How do I approach this type of problem?

So basically I can't deal with this exercise at all. I'm sorry for the lack of work shown here, but I'm really struggling with metric spaces in general.

Answer 1

Hints:

Check first that

$$\lim_{n\to\infty}\frac{x^n}{1+x^n}=f(x)=\begin{cases}0&,\;\;0\le x<1\\{}\\\dfrac12&,\;\;x=1\\{}\\1&,\;\;x>1\end{cases}$$

and for example, for $\;0\le x\le c<1\;$ :

$$\frac{x^n}{1+x^n}\le c^n$$

and you can apply Wierstrass's M-test with the geometric series.

The case $\;x>1\;$ is similar and I'll let it to you.

Answer 2

1.1 So,here we go..First you will need the definition of Pointwise Convergence.That is:

For any $x\in D$, where $D$ is a domain,and for any $ε>0$,there exists an $N$ such that,for every $n>N$:$∣f_n(x)-f(x)∣<ε$

Also,bear in mind that if $∣$x$∣<1$,then $lim_{n\rightarrow∞}∣$x$∣^t=0$,for any real number $t$ and if $∣x∣>1$,then$∣x∣^t\rightarrow∞$ for any real $t$.

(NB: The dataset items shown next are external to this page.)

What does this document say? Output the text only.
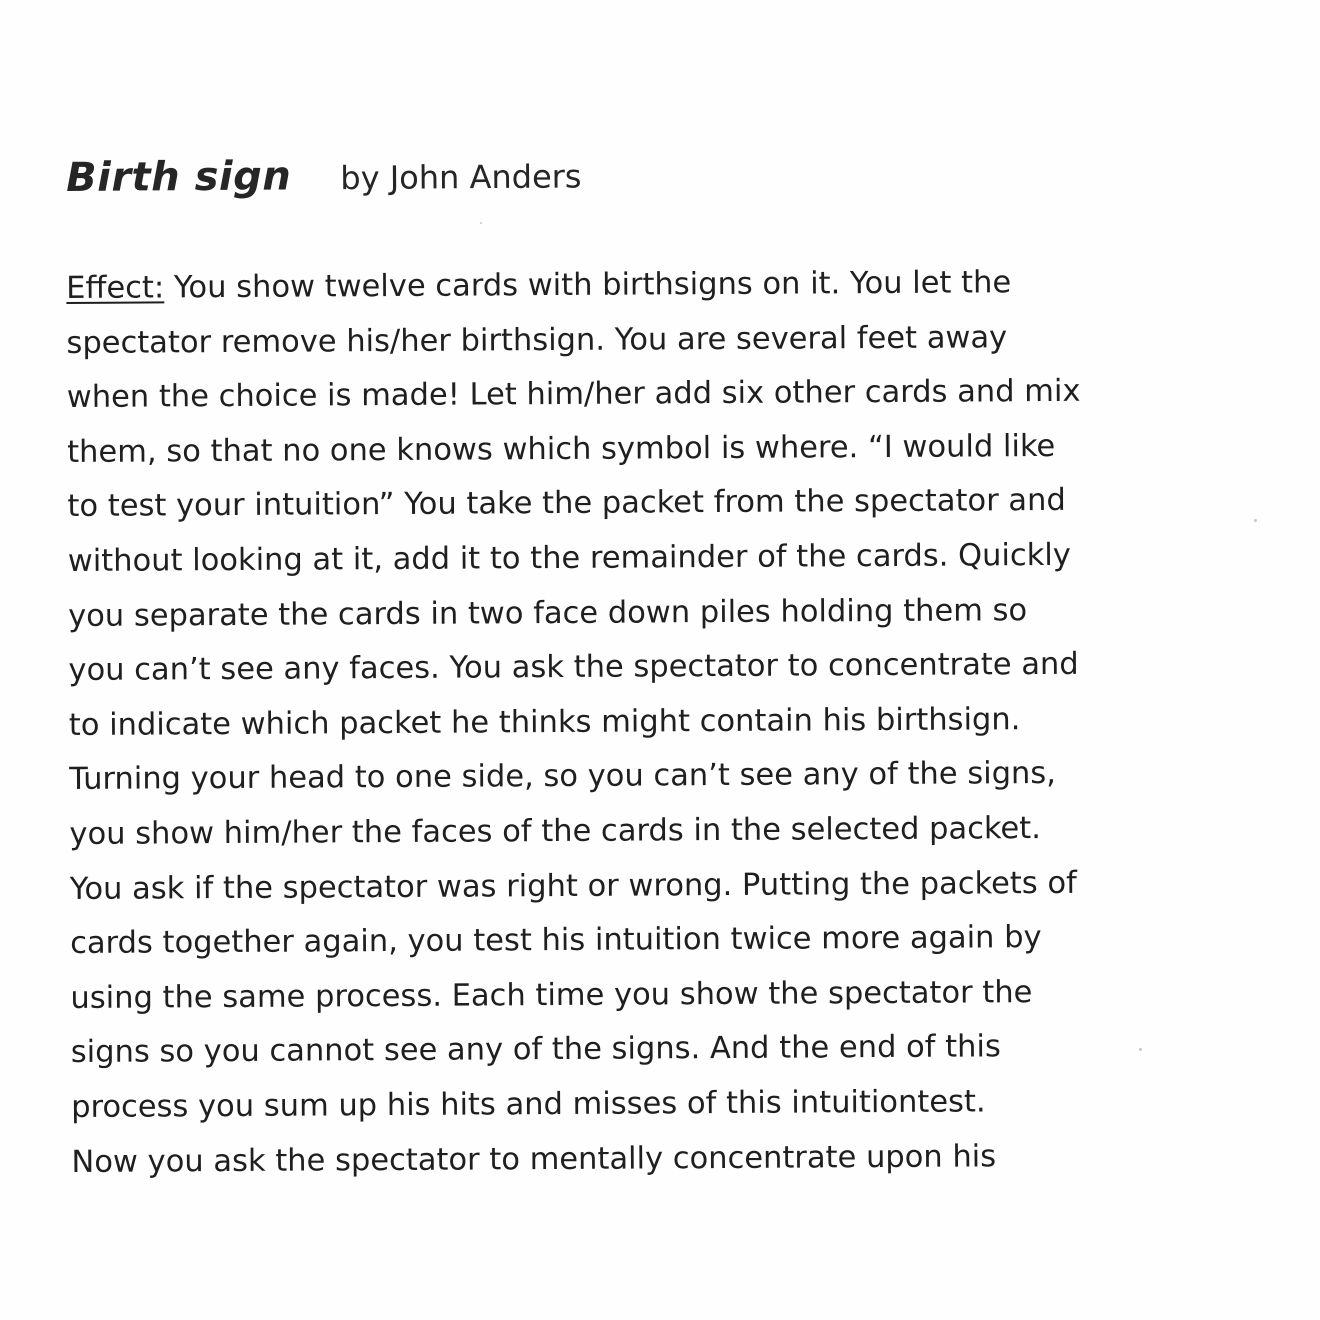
Birth sign by John Anders
Effect: You show twelve cards with birthsigns on it. You let the
spectator remove his/her birthsign. You are several feet away
when the choice is made! Let him/her add six other cards and mix
them, so that no one knows which symbol is where. “I would like
to test your intuition” You take the packet from the spectator and
without looking at it, add it to the remainder of the cards. Quickly
you separate the cards in two face down piles holding them so
you can’t see any faces. You ask the spectator to concentrate and
to indicate which packet he thinks might contain his birthsign.
Turning your head to one side, so you can’t see any of the signs,
you show him/her the faces of the cards in the selected packet.
You ask if the spectator was right or wrong. Putting the packets of
cards together again, you test his intuition twice more again by
using the same process. Each time you show the spectator the
signs so you cannot see any of the signs. And the end of this
process you sum up his hits and misses of this intuitiontest.
Now you ask the spectator to mentally concentrate upon his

We will show that the given function $f_n(x)$ converges to the function $f(x)=0$ if $0≤∣x∣<1$.

Indeed, notice that $lim_{n\rightarrow∞}∣\frac{x^n}{1+x^n}∣=0$,since $x^n\rightarrow0$.

If $∣x∣>1$ , notice that: $lim_{n\rightarrow∞}∣\frac{x^n}{1+x^n}-1∣=∣\frac{1}{1+x^n}∣=0$. So $f_n$ converges to $f(x)=1$ for $∣x∣>1$

Finally,we check the case for $x=1$. Then $f_n(x)=1/2$ as you immediately verify.